Description de l’éditeur
“An ingenious revision” of Robert Louis Stevenson’s classic Gothic story told through the eyes of the fiend (The New York Times Book Review).
Mr. Hyde is trapped, locked in Dr. Jekyll’s house, certain of his inevitable capture. As the dreadful hours pass, he has the chance, finally, to tell his side of the story—one of buried dreams and dark lusts, both liberating and obscured in the gaslit fog of Victorian London’s sordid backstreets.
Summoned to life by strange potions, Hyde knows not when or how long he will have control of “the body.” When dormant, he watches Dr. Jekyll from a distance, conscious of this other, high-class life but without influence. As the experiment continues, their mutual existence is threatened, not only by the uncertainties of untested science, but also by a mysterious stalker. Hyde is being taunted—possibly framed. Girls have gone missing; a murder has been committed. And someone is always watching from the shadows. In the blur of this shared consciousness, can Hyde ever truly know if these crimes were committed by his hands?
Narrated by Hyde, this serpentine tale about the nature of evil, addiction, and the duality of man “delivers a new look at this enigmatic character and intriguing possible explanations for Jekyll’s behavior” (The Washington Post, Five Best Thrillers of 2014).

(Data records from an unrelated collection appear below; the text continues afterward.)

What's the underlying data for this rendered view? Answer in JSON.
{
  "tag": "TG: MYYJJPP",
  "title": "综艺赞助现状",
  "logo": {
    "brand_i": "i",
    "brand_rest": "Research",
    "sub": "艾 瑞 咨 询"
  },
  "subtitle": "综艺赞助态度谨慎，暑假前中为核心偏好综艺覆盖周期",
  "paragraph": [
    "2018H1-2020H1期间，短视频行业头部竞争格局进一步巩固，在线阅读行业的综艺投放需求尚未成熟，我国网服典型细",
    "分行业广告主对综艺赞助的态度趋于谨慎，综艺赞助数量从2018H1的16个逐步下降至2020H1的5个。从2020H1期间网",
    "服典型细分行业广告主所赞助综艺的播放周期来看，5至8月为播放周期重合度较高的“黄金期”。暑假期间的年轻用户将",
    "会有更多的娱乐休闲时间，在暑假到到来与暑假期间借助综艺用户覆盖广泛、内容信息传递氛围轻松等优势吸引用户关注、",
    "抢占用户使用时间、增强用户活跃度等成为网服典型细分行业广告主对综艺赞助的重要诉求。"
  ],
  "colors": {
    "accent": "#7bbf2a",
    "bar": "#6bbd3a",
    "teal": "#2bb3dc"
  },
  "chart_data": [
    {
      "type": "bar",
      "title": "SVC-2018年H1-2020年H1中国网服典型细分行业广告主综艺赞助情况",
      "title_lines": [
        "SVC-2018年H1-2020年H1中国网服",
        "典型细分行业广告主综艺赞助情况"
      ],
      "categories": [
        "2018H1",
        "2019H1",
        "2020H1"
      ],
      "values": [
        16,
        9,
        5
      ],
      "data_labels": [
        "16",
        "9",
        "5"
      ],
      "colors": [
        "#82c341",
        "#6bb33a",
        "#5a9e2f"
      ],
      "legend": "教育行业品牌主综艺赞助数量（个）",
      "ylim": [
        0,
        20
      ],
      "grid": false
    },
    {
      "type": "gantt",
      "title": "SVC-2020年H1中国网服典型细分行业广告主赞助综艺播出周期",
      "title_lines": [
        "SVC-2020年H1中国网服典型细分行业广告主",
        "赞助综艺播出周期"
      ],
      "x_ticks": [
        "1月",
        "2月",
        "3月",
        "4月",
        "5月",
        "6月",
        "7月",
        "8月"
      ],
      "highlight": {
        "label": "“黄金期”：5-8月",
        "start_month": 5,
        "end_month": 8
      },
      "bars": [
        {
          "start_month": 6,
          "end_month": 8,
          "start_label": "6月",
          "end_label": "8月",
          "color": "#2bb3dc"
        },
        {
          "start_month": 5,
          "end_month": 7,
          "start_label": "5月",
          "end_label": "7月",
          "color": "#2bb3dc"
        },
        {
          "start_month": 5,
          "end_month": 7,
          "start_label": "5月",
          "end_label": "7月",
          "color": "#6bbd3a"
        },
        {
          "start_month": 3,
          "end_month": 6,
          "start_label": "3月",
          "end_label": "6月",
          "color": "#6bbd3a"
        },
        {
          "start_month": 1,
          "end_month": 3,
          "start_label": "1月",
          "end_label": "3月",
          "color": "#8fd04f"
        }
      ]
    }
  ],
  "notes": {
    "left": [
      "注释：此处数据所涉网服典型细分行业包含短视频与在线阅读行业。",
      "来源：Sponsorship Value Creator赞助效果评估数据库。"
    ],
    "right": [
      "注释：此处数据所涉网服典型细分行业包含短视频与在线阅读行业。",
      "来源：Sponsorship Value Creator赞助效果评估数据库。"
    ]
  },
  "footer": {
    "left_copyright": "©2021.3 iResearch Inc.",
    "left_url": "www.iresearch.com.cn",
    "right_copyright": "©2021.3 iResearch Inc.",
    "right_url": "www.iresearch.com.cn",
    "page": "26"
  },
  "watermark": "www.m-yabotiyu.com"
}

“Hyde brings into the light the various horrors still hidden in the dark heart of Stevenson’s classic tale . . . a blazing triumph of the gothic imagination.” —Patrick McGrath, author of Asylum
“Earthy, lurid, and unsparing . . . a worthy companion to its predecessor. It’s rich in gloomy, moody atmosphere (Levine’s London has a brutal steampunk quality), and its narrator’s plight is genuinely poignant.” —The New York Times Book Review, Editors’ Choice
PUBLISHERS WEEKLY
Narrated by Dr. Henry Jekyll, Robert Louis Stevenson's classic embodiment of the dark side of the human consciousness, this ambitious first novel provides an alternate perspective on Jekyll's chemical experiments on the split personality. Edward Hyde first emerges independent of Jekyll on the streets of London in 1884 not as the malevolent brute that Stevenson conjured, but as a member of the lower classes who is fiercely protective of his and Hyde's friends and interests. But over the course of two years, Hyde develops a reputation for evil that confounds him and that he suspects is being engineered by Jekyll, whose consciousness lurks inside his own, steering him into certain assignations and possibly committing atrocities while in his form. Levine slowly unfolds the backstory of Jekyll's schemes for Hyde, relating to his earlier failed "treatment" of a patient with a multiple-personality disorder, and traumatic events from Jekyll's own childhood that come to light in the novel's tragic denouement. Levine's evocation of Victorian England is marvelously authentic, and his skill at grounding his narrative in arresting descriptive images is masterful (of the haggard, emotionally troubled Jekyll, he writes, "He looked as if he'd survived an Arctic winter locked within a ship frozen fast in the wastes"). If this exceptional variation on a classic has any drawback, it's that it particularizes to a single character a malaise that Stevenson originally presented belonging universally to the human condition.